Il y a ceux qui refusent des prix prestigieux, tout en profitant (et leur éditeur avec), même si malgré eux, de la publicité qu’ils leur apportent : Sartre et le Nobel, Gracq et le Goncourt.
Position plus honnête, – en tout cas moins publicitaire -, il y a l’auteur qui prévient qu’en cas de prix, ils n’apparaîtra pas en public, et qui envoie son éditeur recevoir le Nobel à sa place. Il s’agit d’un cas d’espèce, celui de Samuel Beckett avec Jérôme Lindon.

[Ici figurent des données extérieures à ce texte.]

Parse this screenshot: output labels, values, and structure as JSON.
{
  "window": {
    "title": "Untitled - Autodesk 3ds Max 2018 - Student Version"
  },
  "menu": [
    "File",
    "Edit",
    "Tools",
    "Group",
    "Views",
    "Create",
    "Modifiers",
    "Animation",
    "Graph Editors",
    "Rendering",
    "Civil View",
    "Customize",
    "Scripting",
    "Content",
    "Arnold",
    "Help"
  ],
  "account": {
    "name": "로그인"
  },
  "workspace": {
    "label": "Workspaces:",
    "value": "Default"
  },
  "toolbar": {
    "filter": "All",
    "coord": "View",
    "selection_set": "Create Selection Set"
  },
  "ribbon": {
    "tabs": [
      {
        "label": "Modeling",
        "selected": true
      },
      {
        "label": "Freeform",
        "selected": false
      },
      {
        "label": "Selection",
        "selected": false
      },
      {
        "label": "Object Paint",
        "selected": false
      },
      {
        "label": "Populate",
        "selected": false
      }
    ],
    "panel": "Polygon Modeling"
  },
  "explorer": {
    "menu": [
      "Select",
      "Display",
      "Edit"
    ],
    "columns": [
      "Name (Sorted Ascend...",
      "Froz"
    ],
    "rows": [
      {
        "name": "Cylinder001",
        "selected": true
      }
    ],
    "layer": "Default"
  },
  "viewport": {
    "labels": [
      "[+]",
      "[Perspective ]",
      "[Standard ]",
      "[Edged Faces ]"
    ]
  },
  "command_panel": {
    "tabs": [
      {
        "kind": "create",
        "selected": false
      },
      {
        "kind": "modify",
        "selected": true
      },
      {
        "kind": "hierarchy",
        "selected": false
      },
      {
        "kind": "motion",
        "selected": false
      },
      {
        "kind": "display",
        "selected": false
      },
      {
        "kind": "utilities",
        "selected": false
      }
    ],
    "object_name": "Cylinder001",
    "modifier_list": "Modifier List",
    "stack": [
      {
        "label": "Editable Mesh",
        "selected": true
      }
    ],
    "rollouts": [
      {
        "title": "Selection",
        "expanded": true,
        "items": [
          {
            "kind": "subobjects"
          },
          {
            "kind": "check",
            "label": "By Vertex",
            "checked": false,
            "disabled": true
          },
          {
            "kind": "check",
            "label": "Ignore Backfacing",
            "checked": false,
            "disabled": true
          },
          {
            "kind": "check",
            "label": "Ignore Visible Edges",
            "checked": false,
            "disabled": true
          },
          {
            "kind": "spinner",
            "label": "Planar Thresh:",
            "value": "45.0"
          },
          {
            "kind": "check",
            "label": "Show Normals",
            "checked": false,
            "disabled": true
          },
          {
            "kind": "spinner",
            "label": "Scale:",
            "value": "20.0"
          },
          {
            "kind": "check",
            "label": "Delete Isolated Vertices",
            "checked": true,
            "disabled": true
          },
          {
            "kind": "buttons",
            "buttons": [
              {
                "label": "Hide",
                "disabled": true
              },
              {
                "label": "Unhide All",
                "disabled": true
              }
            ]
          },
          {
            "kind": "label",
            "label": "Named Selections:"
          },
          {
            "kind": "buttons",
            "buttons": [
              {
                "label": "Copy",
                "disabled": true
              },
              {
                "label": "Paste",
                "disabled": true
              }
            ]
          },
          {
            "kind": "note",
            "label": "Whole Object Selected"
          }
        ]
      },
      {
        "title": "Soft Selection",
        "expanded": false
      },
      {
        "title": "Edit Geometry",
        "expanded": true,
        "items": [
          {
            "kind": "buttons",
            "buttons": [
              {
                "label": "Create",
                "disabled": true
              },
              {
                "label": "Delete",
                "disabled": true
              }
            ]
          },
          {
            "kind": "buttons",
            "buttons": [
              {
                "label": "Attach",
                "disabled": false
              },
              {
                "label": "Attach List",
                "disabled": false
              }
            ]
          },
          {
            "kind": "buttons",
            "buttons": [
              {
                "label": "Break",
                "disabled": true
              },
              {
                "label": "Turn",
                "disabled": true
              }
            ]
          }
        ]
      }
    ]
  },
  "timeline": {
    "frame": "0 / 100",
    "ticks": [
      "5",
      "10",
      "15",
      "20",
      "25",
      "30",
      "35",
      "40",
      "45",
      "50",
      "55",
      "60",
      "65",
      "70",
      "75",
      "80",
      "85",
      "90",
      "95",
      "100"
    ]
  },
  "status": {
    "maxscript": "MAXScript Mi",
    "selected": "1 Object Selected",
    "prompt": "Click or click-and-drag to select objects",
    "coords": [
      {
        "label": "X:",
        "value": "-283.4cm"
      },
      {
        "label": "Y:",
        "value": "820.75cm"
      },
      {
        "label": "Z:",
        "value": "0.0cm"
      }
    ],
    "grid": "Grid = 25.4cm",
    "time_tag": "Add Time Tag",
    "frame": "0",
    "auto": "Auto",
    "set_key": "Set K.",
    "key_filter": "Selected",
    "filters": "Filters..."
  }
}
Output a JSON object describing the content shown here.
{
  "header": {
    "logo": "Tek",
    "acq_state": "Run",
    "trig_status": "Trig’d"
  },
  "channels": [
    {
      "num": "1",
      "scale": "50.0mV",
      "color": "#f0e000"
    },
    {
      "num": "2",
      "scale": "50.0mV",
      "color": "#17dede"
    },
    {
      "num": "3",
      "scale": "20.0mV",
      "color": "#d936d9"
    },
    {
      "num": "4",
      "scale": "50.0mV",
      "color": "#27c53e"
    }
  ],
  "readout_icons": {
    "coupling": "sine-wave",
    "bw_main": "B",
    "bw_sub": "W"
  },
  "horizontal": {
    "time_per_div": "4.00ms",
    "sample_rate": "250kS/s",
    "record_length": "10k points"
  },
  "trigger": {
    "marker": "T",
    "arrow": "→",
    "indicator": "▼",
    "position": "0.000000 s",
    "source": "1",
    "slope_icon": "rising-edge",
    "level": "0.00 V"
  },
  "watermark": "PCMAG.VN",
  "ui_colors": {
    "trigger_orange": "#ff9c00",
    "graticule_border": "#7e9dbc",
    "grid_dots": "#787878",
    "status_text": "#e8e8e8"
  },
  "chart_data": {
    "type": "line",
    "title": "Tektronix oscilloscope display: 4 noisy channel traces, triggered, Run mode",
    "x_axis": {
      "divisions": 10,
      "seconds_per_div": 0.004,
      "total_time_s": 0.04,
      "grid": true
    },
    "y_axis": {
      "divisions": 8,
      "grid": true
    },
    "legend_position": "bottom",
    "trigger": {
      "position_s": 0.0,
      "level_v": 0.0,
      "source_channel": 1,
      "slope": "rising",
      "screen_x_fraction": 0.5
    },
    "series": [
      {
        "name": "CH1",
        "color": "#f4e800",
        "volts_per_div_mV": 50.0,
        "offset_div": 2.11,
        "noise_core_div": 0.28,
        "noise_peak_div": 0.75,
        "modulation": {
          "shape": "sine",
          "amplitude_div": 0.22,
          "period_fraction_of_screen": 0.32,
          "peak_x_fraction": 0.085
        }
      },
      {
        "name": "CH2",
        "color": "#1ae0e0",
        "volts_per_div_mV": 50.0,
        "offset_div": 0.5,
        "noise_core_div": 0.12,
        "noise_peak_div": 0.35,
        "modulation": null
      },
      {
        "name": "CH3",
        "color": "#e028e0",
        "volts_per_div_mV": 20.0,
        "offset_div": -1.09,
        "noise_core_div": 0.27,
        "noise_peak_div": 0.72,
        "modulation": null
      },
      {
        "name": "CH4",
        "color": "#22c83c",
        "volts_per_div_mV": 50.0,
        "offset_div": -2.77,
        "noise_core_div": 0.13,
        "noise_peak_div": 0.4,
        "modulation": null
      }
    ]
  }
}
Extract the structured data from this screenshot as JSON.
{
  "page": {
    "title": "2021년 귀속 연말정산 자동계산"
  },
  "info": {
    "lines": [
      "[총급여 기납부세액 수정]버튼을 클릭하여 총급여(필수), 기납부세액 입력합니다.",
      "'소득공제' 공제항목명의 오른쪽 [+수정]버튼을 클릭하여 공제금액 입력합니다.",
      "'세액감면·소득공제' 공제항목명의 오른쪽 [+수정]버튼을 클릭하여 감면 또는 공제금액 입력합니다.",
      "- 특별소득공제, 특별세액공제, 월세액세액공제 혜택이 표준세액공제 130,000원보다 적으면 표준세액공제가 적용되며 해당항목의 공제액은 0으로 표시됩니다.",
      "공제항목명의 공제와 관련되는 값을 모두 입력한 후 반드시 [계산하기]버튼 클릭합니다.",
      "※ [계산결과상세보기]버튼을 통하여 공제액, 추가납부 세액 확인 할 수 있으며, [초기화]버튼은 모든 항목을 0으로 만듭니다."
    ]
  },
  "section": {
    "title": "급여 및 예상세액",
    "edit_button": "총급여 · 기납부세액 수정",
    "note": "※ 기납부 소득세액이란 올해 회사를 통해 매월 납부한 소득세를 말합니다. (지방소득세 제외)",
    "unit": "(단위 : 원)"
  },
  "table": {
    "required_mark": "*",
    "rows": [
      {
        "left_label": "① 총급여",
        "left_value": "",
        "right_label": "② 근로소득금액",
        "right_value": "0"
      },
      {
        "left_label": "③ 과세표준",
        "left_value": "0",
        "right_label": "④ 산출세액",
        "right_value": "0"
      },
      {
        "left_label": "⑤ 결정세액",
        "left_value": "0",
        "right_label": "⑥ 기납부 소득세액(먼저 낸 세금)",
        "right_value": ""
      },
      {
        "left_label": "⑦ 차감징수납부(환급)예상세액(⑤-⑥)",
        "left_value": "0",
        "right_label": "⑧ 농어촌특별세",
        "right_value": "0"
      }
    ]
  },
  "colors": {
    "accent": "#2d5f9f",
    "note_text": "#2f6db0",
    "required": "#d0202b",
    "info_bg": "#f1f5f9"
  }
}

Il existe un autre cas tout aussi rare : l’auteur qui, systématiquement, dit NON. Non aux photos, Non aux interviews, Non aux prix, Non aux prépublications, Non aux rééditions, non aux traductions. NON, même, à la Pléiade. Et ce Non ne s’adresse pas qu’à son éditeur, mais aux dispensateurs de prix étrangers, aux directeurs de revue, aux organisateurs de colloques. Ce cas unique, c’est celui d’Henri Michaux, dont un amusant choix de lettres – qu’il aurait bien évidemment récusé, ainsi que s’en amuse le responsable de l’édition – récemment paru s’intitule, en toute justesse, Donc c’est non.
C’est un livre assez unique, un sain cordial contre toutes les compromissions des milieux littéraires, à la fois très amusant, et d’une impressionnante honnêteté. Car la position de l’auteur d’Ecuador ne relève pas de la pose, ni du caprice de star. Il s’agit d’un point de vue moral : « Depuis toujours j’ai refusé les prix littéraires et cette conduite est maintenant établie, sur laquelle il convient de ne pas revenir. Dois-je me justifier par des arguments ? Je dirais en simplifiant qu’un certain type d’écrit n’est pas fait pour recevoir une récompense et qu’un certain type d’homme ne doit pas paraître sous le flash. » Dont acte.
Ce petit volume n’apportera pas grand-chose à la gloire littéraire d’Henri Michaux, mais permet de mieux comprendre ce que son oeuvre a d’unique : elle n’est pas fabriquée pour un quelconque public.
Christophe Mercier
Henri MICHAUX Donc, c’est non (Gallimard, 195 pages, 19,5 euros).